We have performed event-driven molecular dynamics simulations using the algorithm described in ref. 50. The energy unit is kBT, the mass unit is m and the unit of time \(\sqrt {10 m\sigma ^2/k_{\mathrm{B}}T}\). The dynamic evolution of the system is studied starting from an initial configuration with no bonds between particles, at fixed temperature kBT=1. The value of u0 is set to 0.1kBT. We introduce a time step δt = 0.05 in reduced units, at which we periodically rescale the particle velocity to enforce a constant temperature; rescaling is performed at time intervals of 0.1 (we checked that the simulation results do not change upon increasing this value up to 10.0). In all cases, the simulation box is taken to be periodic and the volume fixed. To quantify the fraction of formed bonds p we divide the total number of bonds present in the system by the maximum number of possible bonds fANA (or equivalently by fBNB). All the simulation results presented are the average of independent runs of 40 independently equilibrated starting configurations.

The implementation of autocatalysis is performed by re-calculating at each simulation step the site–site energy barrier used for the next step of the simulation as ΔU = ΔU0 − β−1 ln(1 + ξp), with ΔU0 the value at p = 0 and ξ the autocatalytic strength.

Diffusion coefficient calculation

At any given time during the simulation, when the average fraction of bonds over independent configurations is p, positions and velocities of all particles are copied and used to start a new simulation in which the bonding pattern is frozen by switching on an infinite barrier at distance δ in the inter-site potential in place of the finite barrier ΔU. In this new simulation, the formed clusters remain free to move, while being prevented from bonding other clusters. The mean-squared displacement of all the particles in the system over the time period t is computed as \(\left\langle {{\mathrm{\Delta }}r^2\left( t \right)} \right\rangle = \left\langle {\mathop {\sum}\nolimits_{i = 1}^N \left| {{\mathbf{r}}_i\left( t \right) - {\mathbf{r}}_i\left( 0 \right)} \right|^2/N} \right\rangle\), where 〈〉 denotes an ensemble average, ri is the position vector of a particle and i labels the N = NA + NB particles of the system. At the given p, the average diffusion coefficient D is then calculated as

$$D = \mathop {\mathrm{lim}}\limits_{t \to \infty } \left\langle {\Delta r^2\left( t \right)} \right\rangle /6t$$
(5)

evaluated where a possible subdiffusive behavior is over and a linear increase in time is established. This simulation protocol allows us to determine the diffusion properties of the system in a manner not affected by the ongoing aggregation process.

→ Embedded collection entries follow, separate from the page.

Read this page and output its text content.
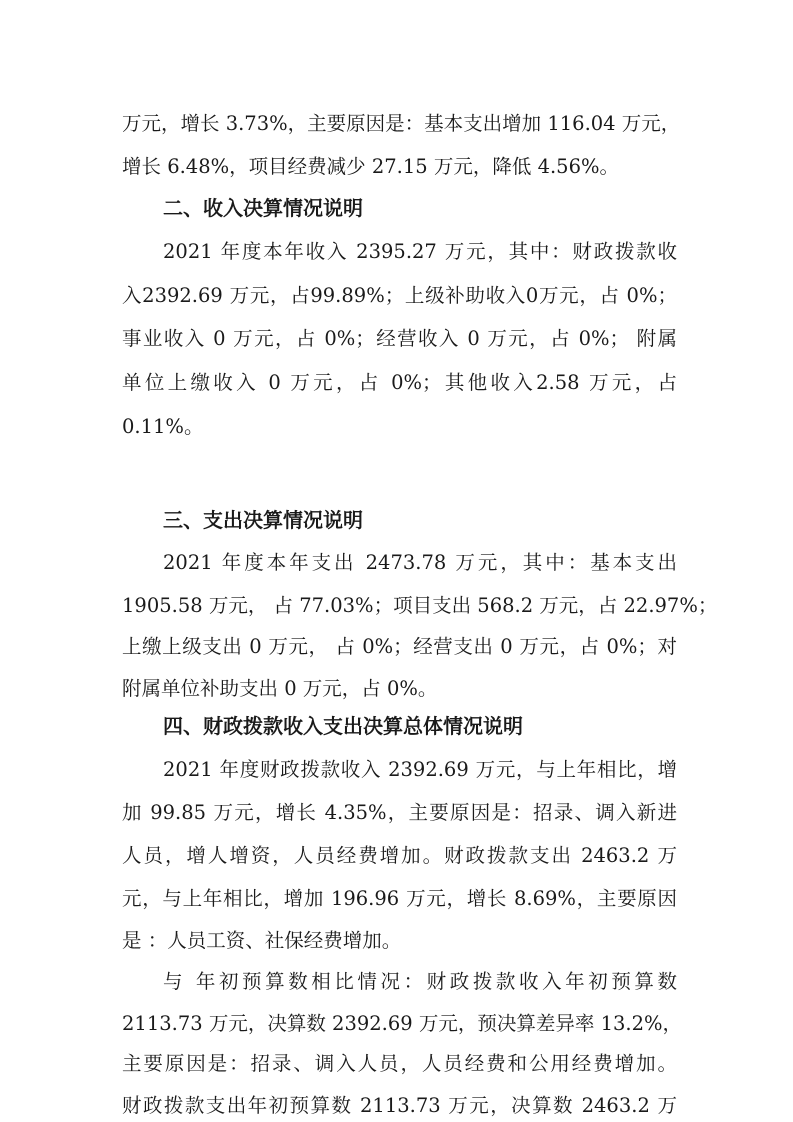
万元，增长 3.73%，主要原因是：基本支出增加 116.04 万元，
增长 6.48%，项目经费减少 27.15 万元，降低 4.56%。
二、收入决算情况说明
2021 年度本年收入 2395.27 万元，其中：财政拨款收
入2392.69 万元，占99.89%；上级补助收入0万元，占 0%；
事业收入 0 万元，占 0%；经营收入 0 万元，占 0%； 附属
单位上缴收入 0 万元，占 0%；其他收入2.58 万元，占
0.11%。
三、支出决算情况说明
2021 年度本年支出 2473.78 万元，其中：基本支出
1905.58 万元， 占 77.03%；项目支出 568.2 万元，占 22.97%；
上缴上级支出 0 万元， 占 0%；经营支出 0 万元，占 0%；对
附属单位补助支出 0 万元，占 0%。
四、财政拨款收入支出决算总体情况说明
2021 年度财政拨款收入 2392.69 万元，与上年相比，增
加 99.85 万元，增长 4.35%，主要原因是：招录、调入新进
人员，增人增资，人员经费增加。财政拨款支出 2463.2 万
元，与上年相比，增加 196.96 万元，增长 8.69%，主要原因
是 ：人员工资、社保经费增加。
与 年初预算数相比情况：财政拨款收入年初预算数
2113.73 万元，决算数 2392.69 万元，预决算差异率 13.2%，
主要原因是：招录、调入人员，人员经费和公用经费增加。
财政拨款支出年初预算数 2113.73 万元，决算数 2463.2 万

Attempts to overcome the barrier

The average time τoverall to form a bond is assumed to increase proportionally to the average number \({\it{{\cal N}}}\) of unsuccessful attempts to overcome the energy barrier ΔU in the inter-site potential. To estimate this number we note that the probability of an unsuccessful attempt according to the Boltzmann distribution is 1 − eβΔU, and hence the probability of n unsuccessful attempts will be [1 − eβΔU]n. The average number of these attempts \(\left\langle n \right\rangle \equiv {\it{{\cal N}}}\) is then calculated as

$${\it{{\cal N}}} = \frac{{\mathop {\sum}\nolimits_{n = 1}^\infty {n\left[ {1 - {\mathrm{e}}^{ - \beta {\mathrm{\Delta }}U}} \right]^n} }}{{\mathop {\sum}\nolimits_{n = 1}^\infty {\left( {1 - {\mathrm{e}}^{ - \beta {\mathrm{\Delta }}U}} \right)^n} }} = {\mathrm{e}}^{\beta {\mathrm{\Delta }}U}$$
(6)

Data availability

Data supporting the findings of this manuscript are available from the corresponding author upon reasonable request.